Verify internet access
At this point, plug your MR3020 into a LAN port on your other router, and connect your PC to the MR3020’s wireless network. It doesn’t matter what IP your MR3020 gets from the other router, as your PC should see the MR3020 as 10.80.1.1. You should be able to access the internet, as well as ping websites through SSH.
In addition, go to the Status tab to make sure your Local Time field is updated with the correct time, now that we’re on the internet.
My plan for this router is to have it run a VPN client and any clients that then connect to the wireless network will be automatically VPNed in. I already have a PPTP VPN server at home, which I’ll soon to be upgrading to OpenVPN. You should read OpenWrt’s VPN overview, as well the PPTP guide, and the PPTP NAT guide.
First, we’ll need to install two VPN packages. This is easiest done by connecting to the MR3020 through SSH and running the commands below.
opkg update opkg install ppp-mod-pptp luci-proto-ppp
Keep in mind, after installing OpenWrt, there is only about 1MB of flash memory left for us, so don’t go crazy installing packages.
root@OpenWrt:~# df -h Filesystem Size Used Available Use% Mounted on rootfs 1.1M 212.0K 876.0K 19% / /dev/root 2.0M 2.0M 0 100% /rom tmpfs 14.3M 752.0K 13.5M 5% /tmp tmpfs 512.0K 0 512.0K 0% /dev /dev/mtdblock3 1.1M 212.0K 876.0K 19% /overlay overlayfs:/overlay 1.1M 212.0K 876.0K 19% /
root@OpenWrt:~# df -h Filesystem Size Used Available Use% Mounted on rootfs 1.1M 444.0K 644.0K 41% / /dev/root 2.0M 2.0M 0 100% /rom tmpfs 14.3M 752.0K 13.5M 5% /tmp tmpfs 512.0K 0 512.0K 0% /dev /dev/mtdblock3 1.1M 444.0K 644.0K 41% /overlay overlayfs:/overlay 1.1M 444.0K 644.0K 41% /
Next, we need to create a new interface.
Go to the Network tab, then the Interfaces tab and press Add new interface at the bottom of the screen. Name the interface something descriptive (e.g., PPTP), with the protocol being set to PPtP. Press Submit to continue.

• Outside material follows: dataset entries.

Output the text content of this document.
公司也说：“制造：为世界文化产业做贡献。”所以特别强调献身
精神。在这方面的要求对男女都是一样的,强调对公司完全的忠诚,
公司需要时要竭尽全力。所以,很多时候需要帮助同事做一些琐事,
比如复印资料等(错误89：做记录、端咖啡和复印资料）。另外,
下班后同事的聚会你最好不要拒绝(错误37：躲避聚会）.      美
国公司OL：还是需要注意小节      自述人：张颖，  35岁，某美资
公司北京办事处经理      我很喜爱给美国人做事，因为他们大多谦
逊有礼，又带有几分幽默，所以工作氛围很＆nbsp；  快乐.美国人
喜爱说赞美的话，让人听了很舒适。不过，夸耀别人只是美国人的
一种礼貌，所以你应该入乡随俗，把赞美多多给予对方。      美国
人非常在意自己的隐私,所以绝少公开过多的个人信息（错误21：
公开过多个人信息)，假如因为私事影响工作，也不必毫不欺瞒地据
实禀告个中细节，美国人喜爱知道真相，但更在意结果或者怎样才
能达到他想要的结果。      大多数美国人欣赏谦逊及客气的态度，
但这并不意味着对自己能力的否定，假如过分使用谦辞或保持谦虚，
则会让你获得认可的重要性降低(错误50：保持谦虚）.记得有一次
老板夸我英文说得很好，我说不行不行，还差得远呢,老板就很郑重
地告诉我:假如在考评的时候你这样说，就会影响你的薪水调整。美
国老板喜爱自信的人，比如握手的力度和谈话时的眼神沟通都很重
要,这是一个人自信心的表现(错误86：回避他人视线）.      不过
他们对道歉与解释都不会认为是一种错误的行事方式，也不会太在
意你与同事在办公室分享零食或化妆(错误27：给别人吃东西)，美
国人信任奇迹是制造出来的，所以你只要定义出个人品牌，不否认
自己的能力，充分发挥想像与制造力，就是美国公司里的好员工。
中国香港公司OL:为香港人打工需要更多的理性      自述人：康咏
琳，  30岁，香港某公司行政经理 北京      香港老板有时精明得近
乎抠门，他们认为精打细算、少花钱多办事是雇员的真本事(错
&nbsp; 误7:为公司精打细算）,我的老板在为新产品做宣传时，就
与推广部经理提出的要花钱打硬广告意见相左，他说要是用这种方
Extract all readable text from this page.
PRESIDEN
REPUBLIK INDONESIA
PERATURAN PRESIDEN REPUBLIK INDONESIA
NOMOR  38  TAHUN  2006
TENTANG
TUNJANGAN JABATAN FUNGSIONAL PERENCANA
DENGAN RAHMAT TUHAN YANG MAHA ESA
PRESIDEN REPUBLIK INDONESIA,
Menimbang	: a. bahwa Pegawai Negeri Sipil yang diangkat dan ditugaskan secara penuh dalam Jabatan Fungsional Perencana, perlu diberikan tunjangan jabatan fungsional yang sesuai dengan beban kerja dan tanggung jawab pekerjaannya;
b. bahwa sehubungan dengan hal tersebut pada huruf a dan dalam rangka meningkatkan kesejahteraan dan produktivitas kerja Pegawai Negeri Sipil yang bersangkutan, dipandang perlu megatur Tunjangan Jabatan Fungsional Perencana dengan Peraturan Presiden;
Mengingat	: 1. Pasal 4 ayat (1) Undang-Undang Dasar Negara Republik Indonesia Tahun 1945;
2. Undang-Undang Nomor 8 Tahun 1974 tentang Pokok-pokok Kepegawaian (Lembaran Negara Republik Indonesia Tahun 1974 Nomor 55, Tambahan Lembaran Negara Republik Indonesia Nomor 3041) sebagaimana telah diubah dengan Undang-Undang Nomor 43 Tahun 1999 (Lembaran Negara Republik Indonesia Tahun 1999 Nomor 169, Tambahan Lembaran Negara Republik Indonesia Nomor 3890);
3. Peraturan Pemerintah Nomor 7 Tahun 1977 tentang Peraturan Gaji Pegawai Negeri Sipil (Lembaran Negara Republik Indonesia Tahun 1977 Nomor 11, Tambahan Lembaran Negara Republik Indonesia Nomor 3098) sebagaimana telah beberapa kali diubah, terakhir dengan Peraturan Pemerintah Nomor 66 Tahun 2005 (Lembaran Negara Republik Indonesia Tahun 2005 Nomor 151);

On the next screen, under the General Setup tab, fill in your VPN server address (if you’re running your own server, it helps if you have dynamic DNS setup), as well as a username and password. For this example, I’ll be using PIA’s PPTP servers, since I’m writing this article at my house, from behind my router. When I travel, I’ll change this server address, username, and password to connect back to my house.

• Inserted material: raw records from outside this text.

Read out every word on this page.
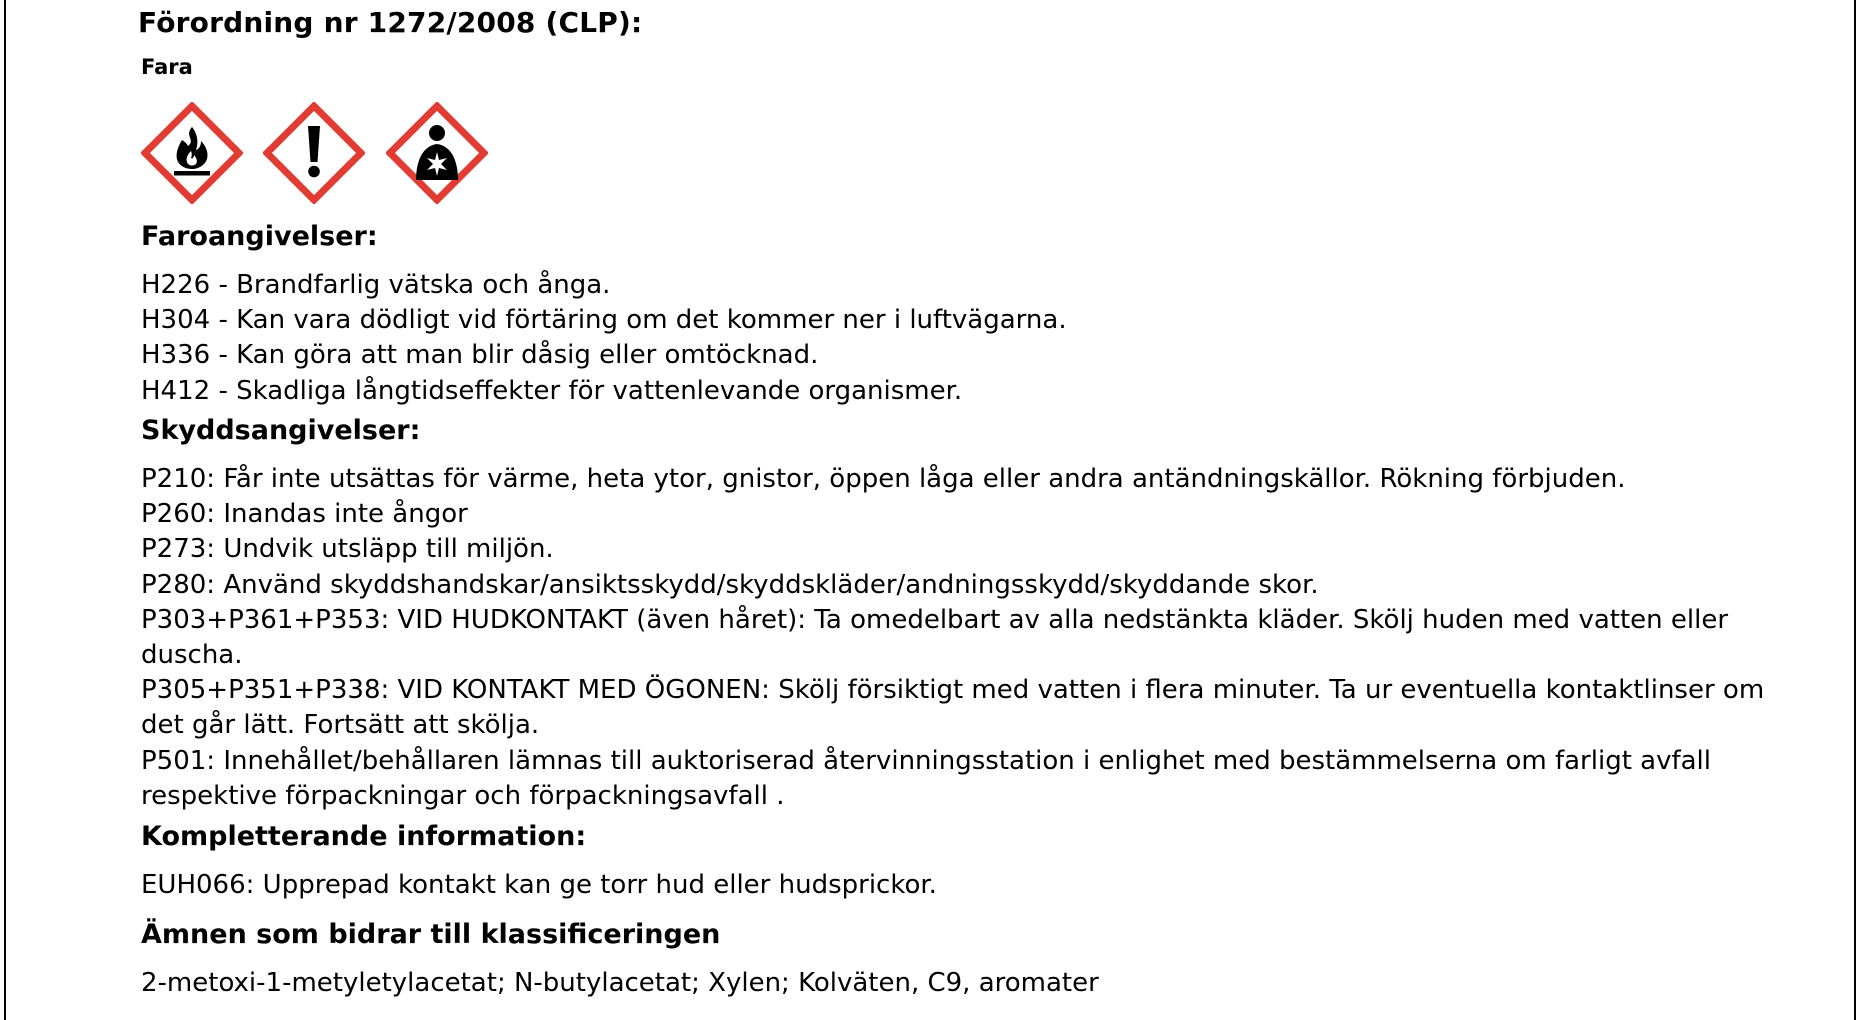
Förordning nr 1272/2008 (CLP):
Fara
Faroangivelser:
H226 - Brandfarlig vätska och ånga.
H304 - Kan vara dödligt vid förtäring om det kommer ner i luftvägarna.
H336 - Kan göra att man blir dåsig eller omtöcknad.
H412 - Skadliga långtidseffekter för vattenlevande organismer.
Skyddsangivelser:
P210: Får inte utsättas för värme, heta ytor, gnistor, öppen låga eller andra antändningskällor. Rökning förbjuden.
P260: Inandas inte ångor
P273: Undvik utsläpp till miljön.
P280: Använd skyddshandskar/ansiktsskydd/skyddskläder/andningsskydd/skyddande skor.
P303+P361+P353: VID HUDKONTAKT (även håret): Ta omedelbart av alla nedstänkta kläder. Skölj huden med vatten eller
duscha.
P305+P351+P338: VID KONTAKT MED ÖGONEN: Skölj försiktigt med vatten i flera minuter. Ta ur eventuella kontaktlinser om
det går lätt. Fortsätt att skölja.
P501: Innehållet/behållaren lämnas till auktoriserad återvinningsstation i enlighet med bestämmelserna om farligt avfall
respektive förpackningar och förpackningsavfall .
Kompletterande information:
EUH066: Upprepad kontakt kan ge torr hud eller hudsprickor.
Ämnen som bidrar till klassificeringen
2-metoxi-1-metyletylacetat; N-butylacetat; Xylen; Kolväten, C9, aromater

Go to the Firewall Settings tab and select WAN. Press Save & Apply to continue, then reboot your MR3020.
Reconnect to the OpenWrt network, go to the Status tab and look at the IPv4 WAN Status section. You should see something similar to this, showing you are online.
Check your IP with an external tool, like WhatIsMyIP, both on your local wireless network, as well as the OpenWrt network. You should see the difference, meaning you are successfully connected!

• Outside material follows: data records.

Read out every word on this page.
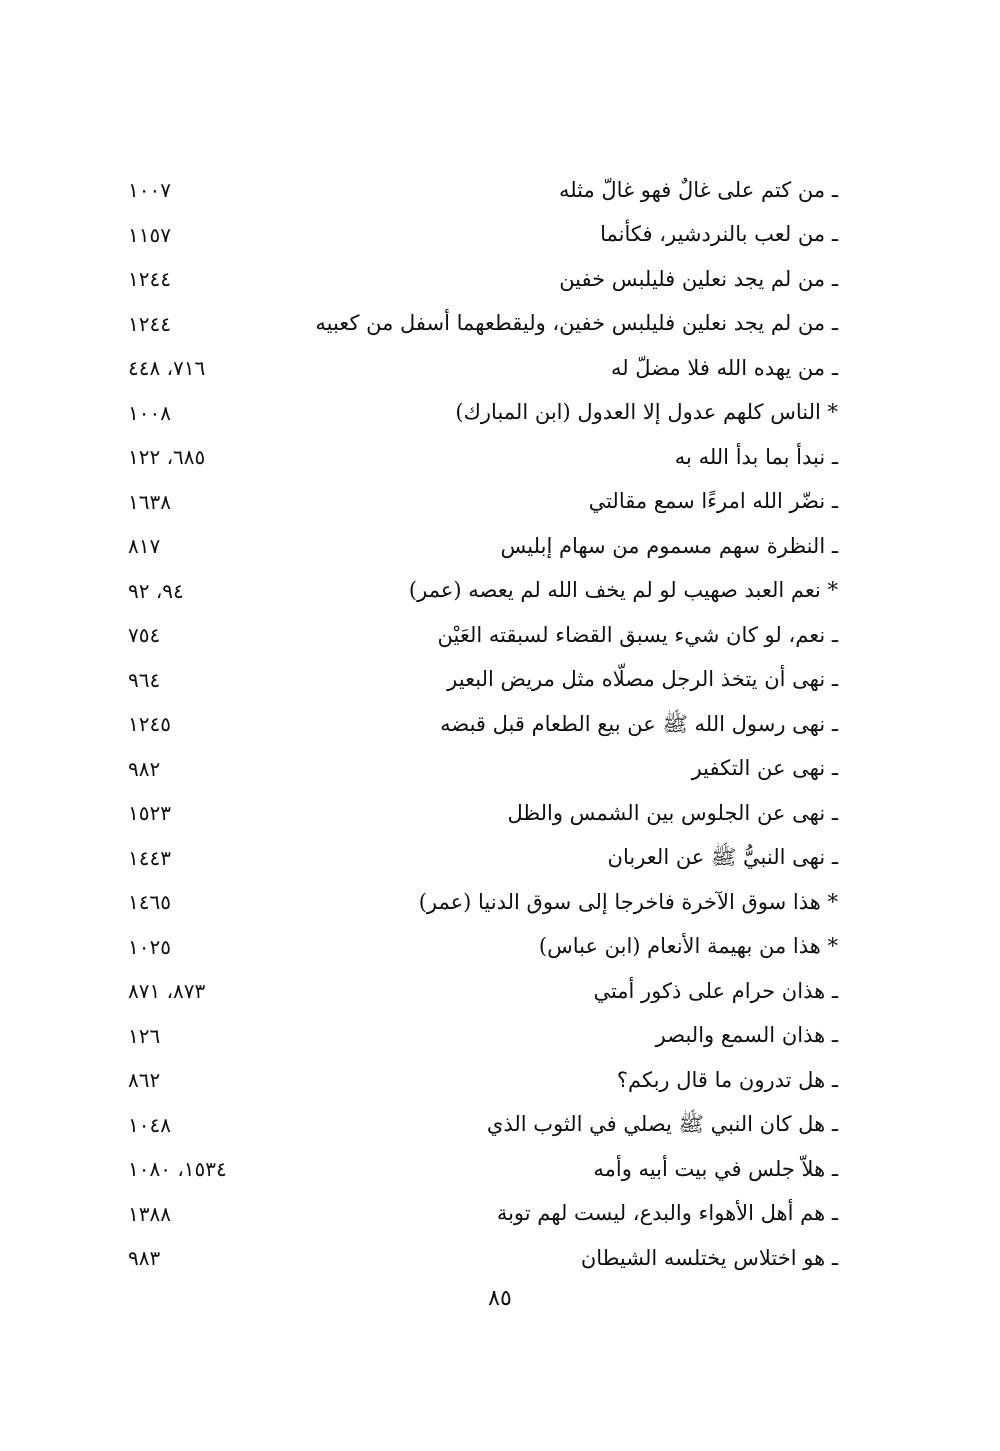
١٠٠٧	ـ من كتم على غالٌ فهو غالّ مثله
١١٥٧	ـ من لعب بالنردشير، فكأنما
١٢٤٤	ـ من لم يجد نعلين فليلبس خفين
١٢٤٤	ـ من لم يجد نعلين فليلبس خفين، وليقطعهما أسفل من كعبيه
٧١٦، ٤٤٨	ـ من يهده الله فلا مضلّ له
١٠٠٨	* الناس كلهم عدول إلا العدول (ابن المبارك)
٦٨٥، ١٢٢	ـ نبدأ بما بدأ الله به
١٦٣٨	ـ نضّر الله امرءًا سمع مقالتي
٨١٧	ـ النظرة سهم مسموم من سهام إبليس
٩٤، ٩٢	* نعم العبد صهيب لو لم يخف الله لم يعصه (عمر)
٧٥٤	ـ نعم، لو كان شيء يسبق القضاء لسبقته العَيْن
٩٦٤	ـ نهى أن يتخذ الرجل مصلّاه مثل مريض البعير
١٢٤٥	ـ نهى رسول الله ﷺ عن بيع الطعام قبل قبضه
٩٨٢	ـ نهى عن التكفير
١٥٢٣	ـ نهى عن الجلوس بين الشمس والظل
١٤٤٣	ـ نهى النبيُّ ﷺ عن العربان
١٤٦٥	* هذا سوق الآخرة فاخرجا إلى سوق الدنيا (عمر)
١٠٢٥	* هذا من بهيمة الأنعام (ابن عباس)
٨٧٣، ٨٧١	ـ هذان حرام على ذكور أمتي
١٢٦	ـ هذان السمع والبصر
٨٦٢	ـ هل تدرون ما قال ربكم؟
١٠٤٨	ـ هل كان النبي ﷺ يصلي في الثوب الذي
١٥٣٤، ١٠٨٠	ـ هلاّ جلس في بيت أبيه وأمه
١٣٨٨	ـ هم أهل الأهواء والبدع، ليست لهم توبة
٩٨٣	ـ هو اختلاس يختلسه الشيطان
٨٥
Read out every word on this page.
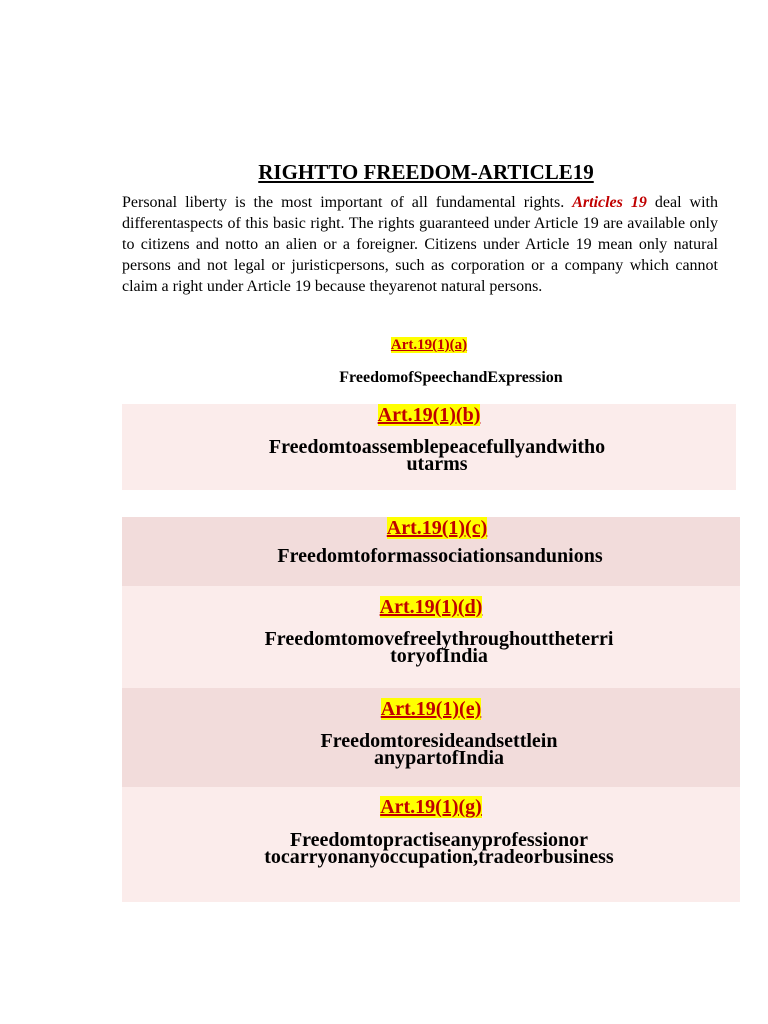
RIGHTTO FREEDOM-ARTICLE19
Personal liberty is the most important of all fundamental rights. Articles 19 deal with differentaspects of this basic right. The rights guaranteed under Article 19 are available only to citizens and notto an alien or a foreigner. Citizens under Article 19 mean only natural persons and not legal or juristicpersons, such as corporation or a company which cannot claim a right under Article 19 because theyarenot natural persons.
Art.19(1)(a)
FreedomofSpeechandExpression
Art.19(1)(b)
Freedomtoassemblepeacefullyandwitho
utarms
Art.19(1)(c)
Freedomtoformassociationsandunions
Art.19(1)(d)
Freedomtomovefreelythroughouttheterri
toryofIndia
Art.19(1)(e)
Freedomtoresideandsettlein
anypartofIndia
Art.19(1)(g)
Freedomtopractiseanyprofessionor
tocarryonanyoccupation,tradeorbusiness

Before (on my local network)
After (VPNed in)
A note about PPTP
Again, for this demo, I’m not connecting to my home PPTP server, since I’m at home. Instead, I’m using PIA’s PPTP servers. However, my router here is setup to allow PPTP traffic to pass through. When I tried to use this router outside my house, to connect to my PPTP VPN server, I couldn’t get connected because the remote router had PPTP traffic blocked. Since I didn’t have admin access to that router, I couldn’t open those ports. This is where OpenVPN would be useful 🙂
Backup your config
You did all this work, don’t lose it. Go to the System tab, then the Backup/Flash Firmware tab and press Generate Archive to download a backup of all your configuration files.
That’s it! I’ll be tweaking this guide as I go, but let me know if anything is incorrect or missing.